The Battle of Beecher Island: A History

by Terry Mort

Pub Date: July 6th, 2021
ISBN: 978-1-64313-710-0
Publisher: Pegasus

A history of a significant 1868 U.S.–Native clash near the Kansas-Colorado border.

A Navy veteran who has written novels and multiple books about Native history, Mort spends the majority of his latest laying out the historical and cultural background against which the Battle of Beecher Island unfolded in September 1868. In the years after the Civil War, the completion of a railroad connecting the states on both coasts was a national priority. At the same time, the railroad—and the settlements along its route—posed a direct threat to the Native way of life across the Plains. For the Cheyenne, the ideal to which young men aspired was the life of a warrior, which was incompatible with daily life in the region, and the extreme individualism of the Cheyenne lifestyle meant that treaties signed by chiefs meant nothing to most of their people. Meanwhile, the prevailing attitude of the White settlers was that the Natives should be displaced so western expansion could continue. On the frontier, the Army, drastically reduced in size since the end of the war, was charged with keeping the peace. That was the situation when, in 1868, a scouting party set out to pursue a Cheyenne war party.
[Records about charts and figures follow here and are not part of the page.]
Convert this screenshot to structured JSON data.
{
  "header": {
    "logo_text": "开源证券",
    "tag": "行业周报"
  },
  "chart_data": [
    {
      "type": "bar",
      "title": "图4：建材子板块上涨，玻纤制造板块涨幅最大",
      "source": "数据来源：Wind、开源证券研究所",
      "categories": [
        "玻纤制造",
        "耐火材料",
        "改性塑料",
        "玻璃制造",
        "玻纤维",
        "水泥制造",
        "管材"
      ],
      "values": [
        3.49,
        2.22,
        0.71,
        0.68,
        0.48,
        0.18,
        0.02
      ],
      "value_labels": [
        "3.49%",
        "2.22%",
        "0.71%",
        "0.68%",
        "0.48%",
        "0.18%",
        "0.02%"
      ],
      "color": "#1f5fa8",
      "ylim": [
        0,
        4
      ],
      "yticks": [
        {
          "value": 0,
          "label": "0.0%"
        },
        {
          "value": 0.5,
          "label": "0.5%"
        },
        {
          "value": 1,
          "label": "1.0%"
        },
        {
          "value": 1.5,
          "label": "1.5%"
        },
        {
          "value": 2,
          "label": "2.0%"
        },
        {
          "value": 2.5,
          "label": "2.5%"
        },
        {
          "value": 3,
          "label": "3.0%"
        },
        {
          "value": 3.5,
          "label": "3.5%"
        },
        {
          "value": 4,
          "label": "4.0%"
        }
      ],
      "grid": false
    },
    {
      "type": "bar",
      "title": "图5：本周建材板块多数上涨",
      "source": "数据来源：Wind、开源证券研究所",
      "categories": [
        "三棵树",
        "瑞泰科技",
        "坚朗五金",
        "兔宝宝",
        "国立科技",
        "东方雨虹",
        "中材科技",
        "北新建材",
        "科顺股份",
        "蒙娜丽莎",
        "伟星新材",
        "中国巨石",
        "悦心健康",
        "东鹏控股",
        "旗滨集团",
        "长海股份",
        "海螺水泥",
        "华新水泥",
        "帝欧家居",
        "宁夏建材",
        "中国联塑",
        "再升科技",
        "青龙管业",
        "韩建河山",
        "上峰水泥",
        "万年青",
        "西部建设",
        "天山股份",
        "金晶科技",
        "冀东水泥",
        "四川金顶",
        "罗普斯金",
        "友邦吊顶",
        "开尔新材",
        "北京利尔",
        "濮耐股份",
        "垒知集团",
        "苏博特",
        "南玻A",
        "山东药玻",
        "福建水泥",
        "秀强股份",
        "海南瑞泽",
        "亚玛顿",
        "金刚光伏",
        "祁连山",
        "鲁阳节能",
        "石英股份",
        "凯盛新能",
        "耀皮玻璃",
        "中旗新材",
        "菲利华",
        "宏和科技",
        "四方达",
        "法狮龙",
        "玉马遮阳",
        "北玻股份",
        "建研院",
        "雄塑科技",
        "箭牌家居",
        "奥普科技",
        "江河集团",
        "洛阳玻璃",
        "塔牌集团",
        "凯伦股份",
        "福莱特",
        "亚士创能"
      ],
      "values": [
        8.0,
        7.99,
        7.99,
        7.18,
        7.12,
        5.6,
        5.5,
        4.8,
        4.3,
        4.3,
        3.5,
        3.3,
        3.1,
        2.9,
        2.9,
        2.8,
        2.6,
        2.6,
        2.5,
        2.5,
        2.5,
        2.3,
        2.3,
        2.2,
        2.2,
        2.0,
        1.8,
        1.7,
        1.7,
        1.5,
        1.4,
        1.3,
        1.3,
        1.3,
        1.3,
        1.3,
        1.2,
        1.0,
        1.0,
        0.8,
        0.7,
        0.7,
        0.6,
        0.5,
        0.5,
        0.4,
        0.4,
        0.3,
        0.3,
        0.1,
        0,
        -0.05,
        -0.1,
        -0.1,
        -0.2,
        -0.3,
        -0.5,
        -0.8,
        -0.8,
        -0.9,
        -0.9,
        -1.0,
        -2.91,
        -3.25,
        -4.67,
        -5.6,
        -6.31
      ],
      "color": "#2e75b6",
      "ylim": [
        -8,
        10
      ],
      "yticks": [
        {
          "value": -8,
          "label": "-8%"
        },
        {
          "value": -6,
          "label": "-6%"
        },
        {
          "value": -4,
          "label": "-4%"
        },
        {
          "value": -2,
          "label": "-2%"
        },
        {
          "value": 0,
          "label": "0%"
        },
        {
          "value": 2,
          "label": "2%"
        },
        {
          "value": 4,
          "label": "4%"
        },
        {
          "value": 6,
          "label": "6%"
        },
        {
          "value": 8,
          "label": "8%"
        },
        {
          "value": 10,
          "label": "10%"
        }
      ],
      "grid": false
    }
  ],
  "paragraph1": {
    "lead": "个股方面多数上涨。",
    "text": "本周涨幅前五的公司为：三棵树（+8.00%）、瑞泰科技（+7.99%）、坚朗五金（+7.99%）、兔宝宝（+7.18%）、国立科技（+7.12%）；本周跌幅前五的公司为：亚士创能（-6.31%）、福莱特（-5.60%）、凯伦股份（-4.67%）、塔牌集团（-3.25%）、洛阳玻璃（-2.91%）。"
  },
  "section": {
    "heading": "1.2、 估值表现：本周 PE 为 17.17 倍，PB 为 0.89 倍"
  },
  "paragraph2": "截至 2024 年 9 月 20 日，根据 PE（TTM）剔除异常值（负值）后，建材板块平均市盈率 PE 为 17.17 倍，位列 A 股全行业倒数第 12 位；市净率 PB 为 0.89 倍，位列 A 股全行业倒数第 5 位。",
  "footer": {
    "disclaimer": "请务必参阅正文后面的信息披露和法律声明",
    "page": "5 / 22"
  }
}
Maj. George Forsyth decided to seek a battle despite the misgivings of Lt. Frederick Beecher, for whom the battle is named. The troops ended up surrounded by hundreds of Cheyenne and Sioux on a small island in a narrow creek, holding off attackers with their repeating rifles. Mort bases his detailed, page-turning account largely on recollections by Forsyth and by Cheyenne warrior George Bent, creating a nuanced portrayal of a battle that epitomizes the struggle to settle the Plains. The story will appeal to readers interested in U.S.–Native conflict after the Civil War.

A rich addition to the popular military history of the late-18th-century frontier.